Correctives are now available for this security flaw, as well as others identified thereafter. But experts now seek to determine who are the pirates who have managed to exploit it. still seeking what we know about hacking vulnerable servers today. To date, the security teams have identified at least three actors attacking SharePoint bodies, all suspected of operating China.
Two state groups – What we know about hacking
Among them. two are considered state groups: Violet Typhoon, better known as Apt 31 and suspected of numerous online spy campaigns on behalf of the Chinese authorities for ten years. The other group probably close to the Chinese government is Apt 27, here designated under the name of Linen Typhoon. Recently targeted by an act of American indictment. he is accused of having orchestrated spy campaigns consisting in stealing data and then reselling them later.
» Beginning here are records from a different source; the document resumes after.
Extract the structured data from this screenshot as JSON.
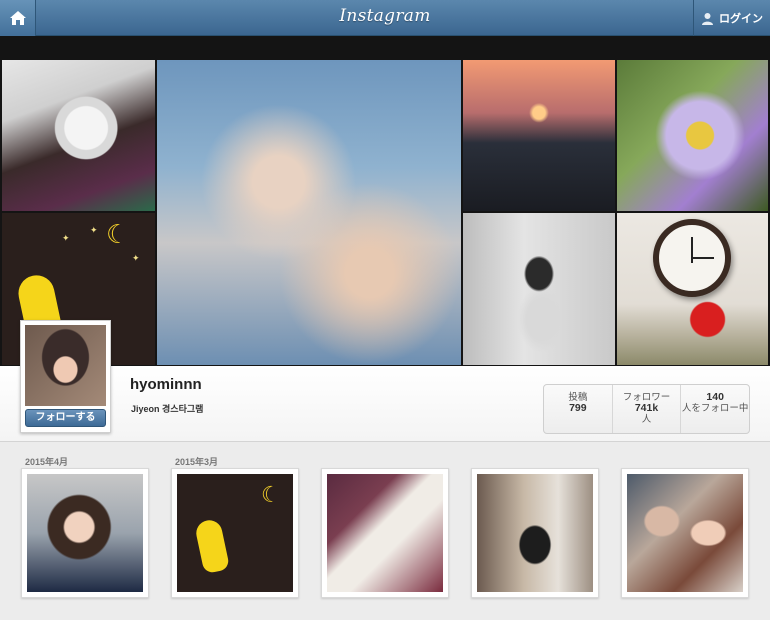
{
  "topbar": {
    "logo": "Instagram",
    "login_label": "ログイン",
    "home_icon": "home-icon",
    "user_icon": "user-icon"
  },
  "profile": {
    "username": "hyominnn",
    "fullname": "Jiyeon 경스타그램",
    "follow_label": "フォローする",
    "stats": [
      {
        "label": "投稿",
        "value": "799"
      },
      {
        "label": "フォロワー",
        "value": "741k",
        "suffix": "人"
      },
      {
        "label": "人をフォロー中",
        "value": "140"
      }
    ]
  },
  "posts": {
    "months": [
      "2015年4月",
      "2015年3月"
    ]
  },
  "colors": {
    "topbar": "#3b6690",
    "follow_button": "#3d6a96",
    "background": "#ececec"
  }
}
The third group. whose contours are still blurred, is suspected for its part of relying on SharePoint’s vulnerabilities to deploy ransomics, malicious tools designed to paralyze computers and networks.
The largest shadow area concerns, at this stage, the identity of the victims of these hacks. what we know about hacking Contacted by the Bloomberg news agency. the American energy department has confirmed that a “Small number of systems” had been touched. For the time being. the only global assessment emanates from a company specialized in computer security, Eye Security, which published its analysis of this campaign from July 19: it reports 400 servers compromised during three successful waves of cyber attacks.
Further reading: The FRC denounces illegal working conditions for organic tomato suppliers – RTS.CH – Inflation continues to hurt the wallet – Elections in Japan: the future of the pending Prime Minister after a bitter reverse – A week of meals at less than $ 2.37 per portion – Oberglatt: the suspect of a murder arrested at Zurich station.